Wazuh est basé à l'origine sur le logiciel OSSEC. Il corrige beaucoup de fonctionnalités et va plus loin.
Schéma fonctionnel
Dans sa configuration de base, Wazuh est constitué de deux composants: le serveur (Wazuh-manager) et de l'agent (Wazuh-agent). L'ensemble du logiciel Wazuh a des extensions permettant une visualisation des résultats et des conseils. Nous n'aborderons par ce second aspect.
- Wazuh-manager le serveur: Le serveur est l'élément central qui rassemble tous les éléments, les analyse et entame des actions éventuelles. On choisit une machine (A) sur laquelle on installe le serveur; mais en même temps un client local sera installé. Cet agent local portera le n° "000"; les échanges avec le serveur se feront via un socket Unix.
- Wazuh-agent le client: Sur la machine du serveur (A), on a déjà un agent local. Cette première machine est surveillée. A côté, il faut aussi surveiller d'autres machines. Sur celles-ci, on installe l'agent distant. Les échanges avec le serveur se font via le port TCP 1514 par défaut. Dans le schéma ci-dessous, la pointe de la flèche désigne le serveur au sens service réseau.
A côté un autre service est présent via le port TCP 1515. Ce service est utile lors de la première connexion de l'agent distant au serveur; il récupère auprès du serveur une clé unique qui servira par la suite aux échanges sécurisés entre des deux. Dès ce premier échange fait, il ne sert plus. Par défaut, le n° s'incrémente au fur et à mesure pour chaque agent ("001", "002",...). Le groupe par défaut est "default".
L'agent est chargé de rassembler les informations locales: journaux, analyse des fichiers, repérage de fonctions malfaisantes (Trojans, Rootkits,...), de problèmes de configurations,... Il envoie ces informations au serveur.

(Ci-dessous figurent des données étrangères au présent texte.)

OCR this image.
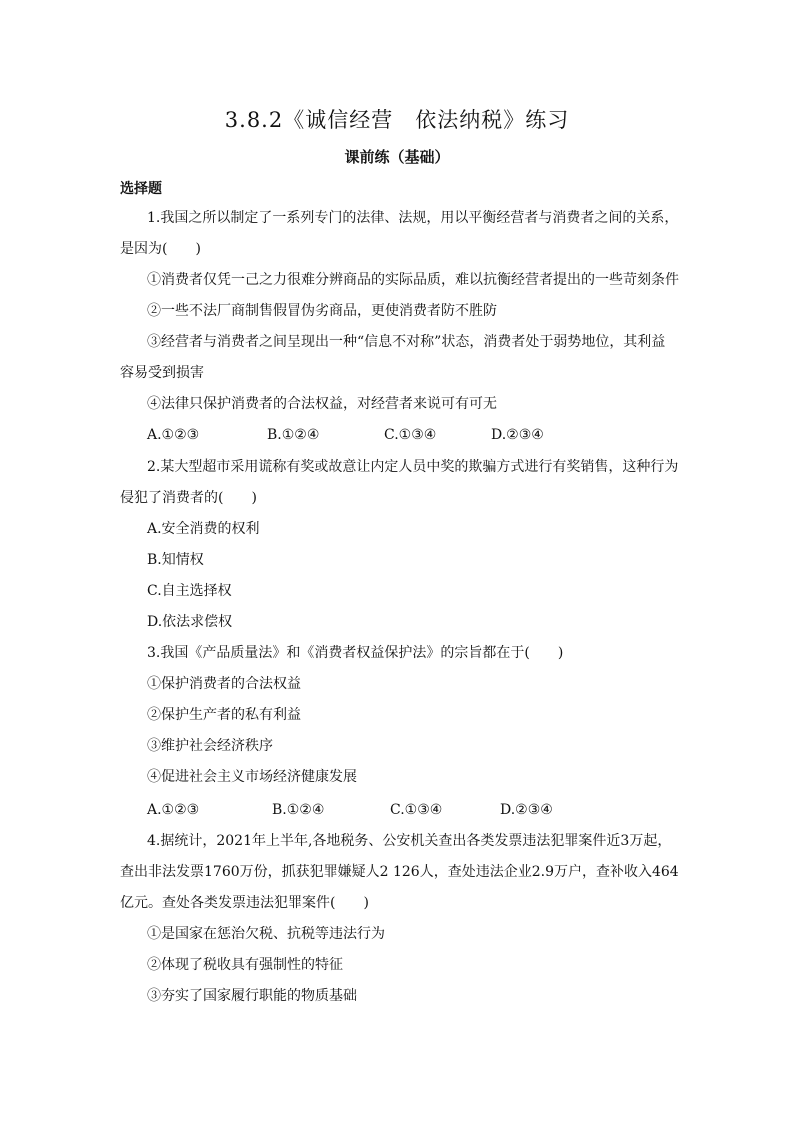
3.8.2《诚信经营　依法纳税》练习
课前练（基础）
选择题
1.我国之所以制定了一系列专门的法律、法规，用以平衡经营者与消费者之间的关系，
是因为(　　)
①消费者仅凭一己之力很难分辨商品的实际品质，难以抗衡经营者提出的一些苛刻条件
②一些不法厂商制售假冒伪劣商品，更使消费者防不胜防
③经营者与消费者之间呈现出一种“信息不对称”状态，消费者处于弱势地位，其利益
容易受到损害
④法律只保护消费者的合法权益，对经营者来说可有可无
A.①②③	B.①②④	C.①③④	D.②③④
2.某大型超市采用谎称有奖或故意让内定人员中奖的欺骗方式进行有奖销售，这种行为
侵犯了消费者的(　　)
A.安全消费的权利
B.知情权
C.自主选择权
D.依法求偿权
3.我国《产品质量法》和《消费者权益保护法》的宗旨都在于(　　)
①保护消费者的合法权益
②保护生产者的私有利益
③维护社会经济秩序
④促进社会主义市场经济健康发展
A.①②③	B.①②④	C.①③④	D.②③④
4.据统计，2021年上半年,各地税务、公安机关查出各类发票违法犯罪案件近3万起，
查出非法发票1760万份，抓获犯罪嫌疑人2 126人，查处违法企业2.9万户，查补收入464
亿元。查处各类发票违法犯罪案件(　　)
①是国家在惩治欠税、抗税等违法行为
②体现了税收具有强制性的特征
③夯实了国家履行职能的物质基础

Le serveur décode, analyse ces éléments en suivant un ensemble de règles. En fonction des résultats, des actions sont effectuées: la journalisation, l'envoi de mails et enfin l'exécution d'une action spécifique sur l'agent émetteur (ou autres). Tous ces échanges se font via le port TCP 1514 par défaut entre le serveur et les agents distants.
Recommandation: Le serveur doit être une machine à part, protégée et non celle qui subira de plein fouet les attaques. Car si l'agent est compromis, il aura normalement eu le temps d'envoyer quelques informations au serveur qui aura eu tout le temps de traiter.